Materials and Methods
The “Freiburg FURS technique” includes the following steps: (a) preoperative ureteral stenting; (b) placement of 2 hydrophilic wires; (c) semirigid ureteroscopy before FURS; (d) the use of a large access sheath (14F-16F) if multiple ureteral passages are expected; (e) the use of a 2-working channel flexible endoscope; (f) a modified active flushing system; and (g) an advanced holmium laser technique with complete stone extraction. We performed a prospective analysis of 153 consecutive FURS procedures for nephrolithiasis from August 2009 to July 2011.

Results
Data analysis revealed an “immediate” stone-free rate of 96.7% (as confirmed by endoscopy, fluoroscopy, and ultrasonography), a medium of 2.3 stones, and a cumulative stone size of 10.5 mm (range 3-43). The operative time was 67 minutes (range 20-160). The use of an access sheath was required in 71% of the patients and the postoperative use of a double-J stent in 57% of patients. Complications (Clavien grade II and III) developed in 9.1% of patients (including 7 with minimal perforation that required ureteral stenting for 1 month, 3 with secondary flank pain/hydronephrosis requiring double-J stenting and hospitalization, and 4 with fever or urinary tract infections requiring antibiotic therapy. Follow-up examinations after 3 months showed no late complications.

Conclusion
The modified FURS technique provided clinically superior results with a low complication rate. However, the approach requires the use of considerable resources, both technical and surgical and financial.


Urology Volume 80, Issue 6 , Pages 1203-1208, December 2012

Gas-containing Renal Stones: Findings From Five Consecutive Patients

Ted B. Manny,Patrick W. Mufarrij, Jessica N. Lange, Majid Mirzazadeh, Ashok K. Hemal, Dean G. Assimos

ABSTRACT

Objective
To describe the clinical course, microbiology, and metabolic findings of 5 patients presenting to our institution with gas-containing renal stones.

Materials and Methods
During a 20-month period beginning in 2009, 5 patients were identified by computed tomography scanning to harbor gas-containing renal calculi. Despite similar imaging and referral practice patterns, no such cases had been seen at our institution in the preceding 20 years. The records of these patients were reviewed to better characterize this unique condition.

Results
All 5 subjects were premenopausal women. One patient presented with urosepsis and 4 presented with flank pain. All had urinary tract infections, and Escherichia coli was isolated from a voided urine specimen in 3. Stone culture was positive in 2 and was concordant with the voided specimen in 1. The stones were solitary in 4 and multiple in 1 patient. All the stones were composed of calcium phosphate. Of the 5 patients, 3 had pure calcium phosphate stones and 2 had stones with calcium oxalate monohydrate components.

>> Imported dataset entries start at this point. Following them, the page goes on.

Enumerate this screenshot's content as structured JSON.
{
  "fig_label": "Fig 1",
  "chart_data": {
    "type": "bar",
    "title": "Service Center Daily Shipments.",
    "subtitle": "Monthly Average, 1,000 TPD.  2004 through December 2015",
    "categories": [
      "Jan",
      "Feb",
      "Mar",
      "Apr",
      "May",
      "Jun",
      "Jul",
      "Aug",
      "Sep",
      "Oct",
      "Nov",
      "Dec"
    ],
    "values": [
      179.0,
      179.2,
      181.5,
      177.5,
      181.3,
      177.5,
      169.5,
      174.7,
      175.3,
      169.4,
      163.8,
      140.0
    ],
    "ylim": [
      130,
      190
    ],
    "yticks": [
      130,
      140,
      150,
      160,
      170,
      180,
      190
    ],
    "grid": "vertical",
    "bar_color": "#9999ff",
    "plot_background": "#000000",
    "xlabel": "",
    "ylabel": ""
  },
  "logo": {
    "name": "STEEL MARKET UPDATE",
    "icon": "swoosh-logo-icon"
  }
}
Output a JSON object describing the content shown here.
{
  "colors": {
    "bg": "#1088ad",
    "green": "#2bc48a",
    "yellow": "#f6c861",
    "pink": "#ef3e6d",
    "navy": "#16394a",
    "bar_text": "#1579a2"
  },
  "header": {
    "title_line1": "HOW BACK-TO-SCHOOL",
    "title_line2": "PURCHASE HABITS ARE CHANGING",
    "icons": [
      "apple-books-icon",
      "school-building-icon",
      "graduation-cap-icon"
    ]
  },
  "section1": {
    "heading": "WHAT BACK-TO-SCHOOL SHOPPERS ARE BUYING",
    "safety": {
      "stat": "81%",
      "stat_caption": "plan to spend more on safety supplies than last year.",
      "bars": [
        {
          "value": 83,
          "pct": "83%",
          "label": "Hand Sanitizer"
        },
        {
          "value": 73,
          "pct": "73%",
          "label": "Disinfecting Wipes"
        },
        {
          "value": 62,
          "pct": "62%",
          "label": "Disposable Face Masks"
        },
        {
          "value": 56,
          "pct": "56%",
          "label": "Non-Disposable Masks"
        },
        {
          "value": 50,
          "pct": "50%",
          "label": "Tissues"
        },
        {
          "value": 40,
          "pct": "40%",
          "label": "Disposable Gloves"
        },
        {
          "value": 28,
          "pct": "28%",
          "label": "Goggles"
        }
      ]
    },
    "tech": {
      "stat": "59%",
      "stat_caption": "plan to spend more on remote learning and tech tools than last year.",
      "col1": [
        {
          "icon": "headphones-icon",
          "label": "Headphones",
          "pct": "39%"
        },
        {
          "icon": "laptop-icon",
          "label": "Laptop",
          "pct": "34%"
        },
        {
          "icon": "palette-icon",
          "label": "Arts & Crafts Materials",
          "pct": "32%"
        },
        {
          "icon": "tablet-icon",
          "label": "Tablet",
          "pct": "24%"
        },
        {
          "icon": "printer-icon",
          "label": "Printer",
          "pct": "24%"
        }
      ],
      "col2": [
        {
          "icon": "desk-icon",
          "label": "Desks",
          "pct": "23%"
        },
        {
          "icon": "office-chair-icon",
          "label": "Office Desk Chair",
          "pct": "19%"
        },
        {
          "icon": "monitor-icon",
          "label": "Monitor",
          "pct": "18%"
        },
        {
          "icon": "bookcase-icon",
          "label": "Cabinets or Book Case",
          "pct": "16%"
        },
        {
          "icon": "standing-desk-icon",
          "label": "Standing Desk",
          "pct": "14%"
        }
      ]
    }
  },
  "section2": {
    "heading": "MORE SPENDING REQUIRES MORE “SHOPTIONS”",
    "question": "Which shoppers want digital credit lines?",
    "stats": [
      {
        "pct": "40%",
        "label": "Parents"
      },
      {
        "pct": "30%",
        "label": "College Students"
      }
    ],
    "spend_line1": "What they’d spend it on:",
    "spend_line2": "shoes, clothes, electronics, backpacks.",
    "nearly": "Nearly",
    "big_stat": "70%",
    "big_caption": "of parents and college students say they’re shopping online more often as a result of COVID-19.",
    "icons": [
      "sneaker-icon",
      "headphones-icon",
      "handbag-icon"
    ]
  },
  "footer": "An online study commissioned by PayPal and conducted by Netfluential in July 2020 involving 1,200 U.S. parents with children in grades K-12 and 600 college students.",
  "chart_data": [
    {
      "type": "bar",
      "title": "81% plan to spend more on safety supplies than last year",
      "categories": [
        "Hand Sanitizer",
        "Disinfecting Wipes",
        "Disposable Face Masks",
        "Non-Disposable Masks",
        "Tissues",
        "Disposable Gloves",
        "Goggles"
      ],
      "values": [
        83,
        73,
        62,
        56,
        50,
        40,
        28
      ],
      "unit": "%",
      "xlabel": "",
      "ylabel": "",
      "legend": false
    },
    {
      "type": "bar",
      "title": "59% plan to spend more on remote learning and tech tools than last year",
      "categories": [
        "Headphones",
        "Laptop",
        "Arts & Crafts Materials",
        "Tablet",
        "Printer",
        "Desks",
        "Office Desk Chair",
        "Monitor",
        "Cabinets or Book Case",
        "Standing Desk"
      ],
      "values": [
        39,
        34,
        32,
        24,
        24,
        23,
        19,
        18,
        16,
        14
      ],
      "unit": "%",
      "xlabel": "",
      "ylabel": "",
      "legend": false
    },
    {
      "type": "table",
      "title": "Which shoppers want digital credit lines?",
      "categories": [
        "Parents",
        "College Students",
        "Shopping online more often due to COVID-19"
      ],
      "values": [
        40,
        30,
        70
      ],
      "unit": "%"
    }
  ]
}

Also, 3 subjects had diabetes mellitus, 3 had hypertension, and 1 had a history of gout. Two subjects underwent 24-hour urine metabolic testing, and abnormalities were identified in both. All patients were rendered stone free: 4 with percutaneous nephrostolithotomy and 1 using robotic pyelolithotomy.

Conclusion
Gas-containing renal stones are rare but might be increasing in prevalence. The pathophysiology is unknown but is most likely influenced by a combination of metabolic and infectious factors.